Something that I have started using to help give projects a more
"professional" look is clear adhesive label stock for the case/cover. It
is trivial these days to do a layout on a computer, so just take that
layout and print it on the adhesive label stock. It is a lot less
expensive that silkscreening! If the layout needs protection, just add
another layer of clear adhesive label stock over it. I've had some
trouble finding the label stock locally, but the local Kinko's (a
copying service store in the US) does carry it. I use a sharp X-Acto
knife to cut out the holes after the label has been put into place.
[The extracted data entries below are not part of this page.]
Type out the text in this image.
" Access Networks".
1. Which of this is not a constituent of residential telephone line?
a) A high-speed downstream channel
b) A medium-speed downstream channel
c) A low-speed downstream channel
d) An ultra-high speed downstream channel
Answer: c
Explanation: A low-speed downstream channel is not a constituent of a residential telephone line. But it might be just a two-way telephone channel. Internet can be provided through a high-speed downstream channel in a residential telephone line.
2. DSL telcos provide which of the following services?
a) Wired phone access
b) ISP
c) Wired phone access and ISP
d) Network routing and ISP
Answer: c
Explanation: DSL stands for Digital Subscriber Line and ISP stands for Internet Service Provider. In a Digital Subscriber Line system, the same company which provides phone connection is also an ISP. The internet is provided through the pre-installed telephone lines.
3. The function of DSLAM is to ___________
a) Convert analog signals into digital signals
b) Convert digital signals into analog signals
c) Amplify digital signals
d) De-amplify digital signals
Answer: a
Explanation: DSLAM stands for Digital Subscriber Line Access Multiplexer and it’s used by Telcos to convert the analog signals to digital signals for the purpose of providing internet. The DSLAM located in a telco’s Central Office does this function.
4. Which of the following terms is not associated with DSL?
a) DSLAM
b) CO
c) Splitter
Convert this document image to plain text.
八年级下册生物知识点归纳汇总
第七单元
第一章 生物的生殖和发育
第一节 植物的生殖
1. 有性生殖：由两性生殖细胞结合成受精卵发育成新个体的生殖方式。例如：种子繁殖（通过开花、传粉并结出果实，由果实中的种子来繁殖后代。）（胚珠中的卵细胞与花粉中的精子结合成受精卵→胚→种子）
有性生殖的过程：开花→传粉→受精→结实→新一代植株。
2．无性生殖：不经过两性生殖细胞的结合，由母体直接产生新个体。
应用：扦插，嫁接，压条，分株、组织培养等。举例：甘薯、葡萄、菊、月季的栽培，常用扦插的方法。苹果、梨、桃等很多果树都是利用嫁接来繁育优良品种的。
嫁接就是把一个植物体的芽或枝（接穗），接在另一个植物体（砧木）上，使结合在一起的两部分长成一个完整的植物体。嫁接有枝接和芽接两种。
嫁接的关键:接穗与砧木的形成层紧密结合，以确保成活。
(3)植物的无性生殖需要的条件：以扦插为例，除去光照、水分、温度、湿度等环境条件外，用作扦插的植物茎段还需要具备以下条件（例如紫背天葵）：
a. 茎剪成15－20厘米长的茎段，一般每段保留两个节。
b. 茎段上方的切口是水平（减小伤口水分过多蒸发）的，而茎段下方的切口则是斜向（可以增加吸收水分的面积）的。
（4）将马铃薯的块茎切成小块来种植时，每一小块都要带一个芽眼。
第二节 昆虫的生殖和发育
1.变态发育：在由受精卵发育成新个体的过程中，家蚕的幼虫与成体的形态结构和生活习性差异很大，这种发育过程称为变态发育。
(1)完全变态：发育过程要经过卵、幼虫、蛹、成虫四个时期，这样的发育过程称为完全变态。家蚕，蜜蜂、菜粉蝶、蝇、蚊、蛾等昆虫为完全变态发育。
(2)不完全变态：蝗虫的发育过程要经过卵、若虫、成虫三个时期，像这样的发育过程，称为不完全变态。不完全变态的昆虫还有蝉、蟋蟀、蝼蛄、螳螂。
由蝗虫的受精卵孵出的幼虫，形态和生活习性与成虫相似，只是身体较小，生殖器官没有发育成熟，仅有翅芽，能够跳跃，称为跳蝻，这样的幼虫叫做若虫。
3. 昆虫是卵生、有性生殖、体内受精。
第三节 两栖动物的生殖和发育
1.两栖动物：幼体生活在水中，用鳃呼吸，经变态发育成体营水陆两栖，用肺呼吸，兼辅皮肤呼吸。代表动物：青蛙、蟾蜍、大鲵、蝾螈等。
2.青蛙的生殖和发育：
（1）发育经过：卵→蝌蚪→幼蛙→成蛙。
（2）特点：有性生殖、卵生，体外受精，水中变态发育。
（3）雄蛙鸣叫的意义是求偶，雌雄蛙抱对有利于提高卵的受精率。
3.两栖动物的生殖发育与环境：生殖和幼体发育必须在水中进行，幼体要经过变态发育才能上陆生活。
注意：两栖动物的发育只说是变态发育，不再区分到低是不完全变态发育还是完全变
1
http://www.frontpanelexpress.com/ provides the software to do somewhat
inexpensive front panels including holes, slots, and engraving. The
front panels can be ordered online from their software. I've also used
their software to do the layouts for the label stock printing out using
"wiremode".
Ethan Dicks wrote:
Ah... I was under the impression that the cutting
edge had a
substantially different angle fro a drill (like describing a 180
degree arc between the cutting surfaces rather than, say, 150
degrees).
My tip:
- using a sharp knife, cut two cuts in the trace
- use the soldering iron to heat and remove the small fraction of copper
between the two cuts
Advantage #1: you don't need to buy anything
Advantage #2: it hardly damages the ressin
Advantage #3: you can even remove the connection between two pads
Advantage #4: You can make arbitrarly large areas blank; could be
usefull for isolation areas
Believe me, this works. Even on epoxy, but just as well on pertinax.